Atalanta e Albinoleffe sull’orlo di una crisi di nervi

Bergamo è sull’orlo di una crisi di nervi e non lo dice il regista Pedro Almodovar, ma la 15° giornata di serie B che vede Atalanta e Albinoleffe travolte, umiliate e quasi derise rispettivamente a Empoli e dal Cittadella al Comunale bergamasco. Ad accumunare nerazzurri e seriani anche gli stessi gol incassati, tre, le espulsioni (e qui l’Albino vince 3-1), ma soprattutto la mancanza di idee e di gioco evidenziate. E si che i tecnici sono tra i migliori, Stefano Colantuono con dentro il fuoco sacro dei tre punti e il grande vecchio Emiliano Mondonico, ma neppure loro sono riusciti, almeno ieri, a governare un vascello in completa balia degli avversari. Vada per l’Atalanta, che aveva di fronte l’unica squadra imbattuta nei campionati professionistici di A e B e una sconfitta poteva anche starci, ma è il modo che offende e fa riflettere sul futuro della corazzata del presidente Percassi. Perché le amnesie difensive evidenziate non sono tollerabili in una squadra che vuole ritornare in A, non è possibile che Bellini e Manfredini stiano a guardare Coralli che fa gol di testa; non è possibile che l’intera difesa giochi a fare le belle statuine sulla punizione che Foti ha tranquillamente corretto alle spalle di Consigli; non è possibile che a un quarto d’ora dal termine Carmona intervenga con un’entrata killer su Coralli facendosi giustamente cacciare. Né che Barreto e Bellini si facciano ammonire sapendo di essere in diffida ed essere costretti sabato prossimo a saltare la gara interna col Crotone. Ma soprattutto non è tollerabile che il 37enne Cristiano Doni, uno che in carriera ne ha visti di tutti i colori, quando al 79’ viene sostituito da Pettinari (la causale sarebbe per «mancata presenza» in campo visto che del giocatore non si è scorta nemmeno l’ombra) si tolga la fascia da capitano e con rabbia la lanci contro la panchina e il tecnico Colantuono. Se non vogliamo definirla crisi di nervi, chiamiamolo pure stress da sconfitta o anche peggio.

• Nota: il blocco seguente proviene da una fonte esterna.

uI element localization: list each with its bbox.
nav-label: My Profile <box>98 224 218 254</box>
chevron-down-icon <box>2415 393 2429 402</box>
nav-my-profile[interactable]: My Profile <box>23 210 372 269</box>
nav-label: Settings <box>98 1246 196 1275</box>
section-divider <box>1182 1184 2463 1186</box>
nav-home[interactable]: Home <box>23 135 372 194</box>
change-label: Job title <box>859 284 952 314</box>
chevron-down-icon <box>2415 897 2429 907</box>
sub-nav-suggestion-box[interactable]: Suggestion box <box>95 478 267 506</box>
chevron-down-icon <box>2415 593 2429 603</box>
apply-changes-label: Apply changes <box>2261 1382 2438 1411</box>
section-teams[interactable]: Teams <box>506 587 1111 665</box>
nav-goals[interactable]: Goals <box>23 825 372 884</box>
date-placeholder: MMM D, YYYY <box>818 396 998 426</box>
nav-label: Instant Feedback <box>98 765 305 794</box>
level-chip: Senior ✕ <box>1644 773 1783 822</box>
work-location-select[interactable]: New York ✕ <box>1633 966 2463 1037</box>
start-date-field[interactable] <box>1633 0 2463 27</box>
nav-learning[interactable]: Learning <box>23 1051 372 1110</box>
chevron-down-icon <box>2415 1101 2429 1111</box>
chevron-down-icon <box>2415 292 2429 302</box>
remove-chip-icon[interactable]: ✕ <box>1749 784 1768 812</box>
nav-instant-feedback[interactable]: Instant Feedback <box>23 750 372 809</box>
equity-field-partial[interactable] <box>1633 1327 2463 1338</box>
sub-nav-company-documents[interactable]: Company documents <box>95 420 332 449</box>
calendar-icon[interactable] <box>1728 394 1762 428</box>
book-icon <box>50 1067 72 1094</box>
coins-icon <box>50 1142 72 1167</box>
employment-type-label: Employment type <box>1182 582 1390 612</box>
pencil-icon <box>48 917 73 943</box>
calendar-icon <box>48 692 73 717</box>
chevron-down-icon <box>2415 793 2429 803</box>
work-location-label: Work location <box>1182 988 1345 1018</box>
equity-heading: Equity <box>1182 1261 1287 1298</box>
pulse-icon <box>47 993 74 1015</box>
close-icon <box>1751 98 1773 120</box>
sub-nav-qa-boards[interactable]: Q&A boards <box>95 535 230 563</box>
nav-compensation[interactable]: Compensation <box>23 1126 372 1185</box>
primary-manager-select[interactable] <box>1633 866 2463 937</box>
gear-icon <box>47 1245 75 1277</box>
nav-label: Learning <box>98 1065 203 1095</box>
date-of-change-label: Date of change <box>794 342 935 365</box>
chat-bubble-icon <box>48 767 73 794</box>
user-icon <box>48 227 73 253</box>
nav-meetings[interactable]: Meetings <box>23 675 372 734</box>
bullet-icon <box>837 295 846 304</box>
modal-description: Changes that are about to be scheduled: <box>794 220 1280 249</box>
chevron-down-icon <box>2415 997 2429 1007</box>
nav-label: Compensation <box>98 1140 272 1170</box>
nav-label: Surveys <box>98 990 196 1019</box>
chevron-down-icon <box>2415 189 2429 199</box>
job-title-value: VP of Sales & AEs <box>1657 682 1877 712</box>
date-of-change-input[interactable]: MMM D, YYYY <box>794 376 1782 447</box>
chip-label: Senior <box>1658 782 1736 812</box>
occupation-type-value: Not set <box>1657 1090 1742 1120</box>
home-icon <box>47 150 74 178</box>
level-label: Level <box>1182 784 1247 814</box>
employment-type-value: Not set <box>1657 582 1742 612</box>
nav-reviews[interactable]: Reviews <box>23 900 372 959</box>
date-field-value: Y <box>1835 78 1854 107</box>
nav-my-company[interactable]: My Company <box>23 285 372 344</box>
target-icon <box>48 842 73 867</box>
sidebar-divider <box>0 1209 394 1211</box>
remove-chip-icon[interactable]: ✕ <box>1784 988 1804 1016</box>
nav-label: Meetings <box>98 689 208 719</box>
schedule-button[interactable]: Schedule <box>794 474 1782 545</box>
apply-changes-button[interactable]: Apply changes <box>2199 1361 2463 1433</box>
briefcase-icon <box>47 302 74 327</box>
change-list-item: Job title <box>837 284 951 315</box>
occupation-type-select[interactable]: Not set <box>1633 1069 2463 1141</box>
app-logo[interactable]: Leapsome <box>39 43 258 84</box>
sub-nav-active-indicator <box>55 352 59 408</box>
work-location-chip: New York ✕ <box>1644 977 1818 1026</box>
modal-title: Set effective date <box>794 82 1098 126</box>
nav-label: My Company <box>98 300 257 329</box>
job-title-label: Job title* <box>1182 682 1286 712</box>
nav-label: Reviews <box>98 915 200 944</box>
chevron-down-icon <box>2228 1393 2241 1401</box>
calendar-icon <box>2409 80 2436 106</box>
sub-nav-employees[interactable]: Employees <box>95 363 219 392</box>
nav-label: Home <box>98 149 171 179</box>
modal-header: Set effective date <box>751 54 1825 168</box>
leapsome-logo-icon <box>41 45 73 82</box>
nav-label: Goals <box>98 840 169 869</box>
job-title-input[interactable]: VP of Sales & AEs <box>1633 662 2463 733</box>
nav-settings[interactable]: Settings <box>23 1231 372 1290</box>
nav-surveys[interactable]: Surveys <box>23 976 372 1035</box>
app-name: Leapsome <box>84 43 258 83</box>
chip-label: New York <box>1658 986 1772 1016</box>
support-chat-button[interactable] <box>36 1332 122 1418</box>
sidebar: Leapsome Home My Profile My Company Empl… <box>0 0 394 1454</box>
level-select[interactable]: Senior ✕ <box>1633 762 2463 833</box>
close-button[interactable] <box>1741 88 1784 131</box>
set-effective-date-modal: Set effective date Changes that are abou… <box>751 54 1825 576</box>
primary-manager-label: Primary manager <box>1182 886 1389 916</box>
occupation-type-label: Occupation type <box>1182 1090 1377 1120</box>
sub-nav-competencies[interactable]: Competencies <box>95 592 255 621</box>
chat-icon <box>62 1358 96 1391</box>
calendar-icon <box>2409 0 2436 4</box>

La stessa sindrome che deve aver colpito l’Abinoleffe che pensava di fare un solo boccone del malcapitato Cittadella, penultimo in classifica. E invece, vai con una tripletta incassata dopo il vantaggio di Momentè e vai con i rossi a Zenoni (al 36’ fallo da ultimo uomo su Piovaccari e conseguente rigore), al 61’ a Bergamelli per doppia ammonizione e all’85’ a Cissè per una brutta entrata a centrocampo su Di Roberto, un evidente fallo di frustrazione. Con il Mondo attonito, impotente di fronte al non gioco dei suoi e al sistema nervoso dei suoi atleti che ha evidentemente bisogno di una bella resettata per evitare in futuro guai ancora peggiori, considerando che la classifica dell’Albino adesso fa paura. Ride invece il solito Novara che espugna il Garilli (il Piacenza non perdeva da 8 giornate) col solito Bertani decisivo (assist di Gonzalez) e il Varese al settimo risultato utile consecutivo e sale il Padova con Succi ancora a segno.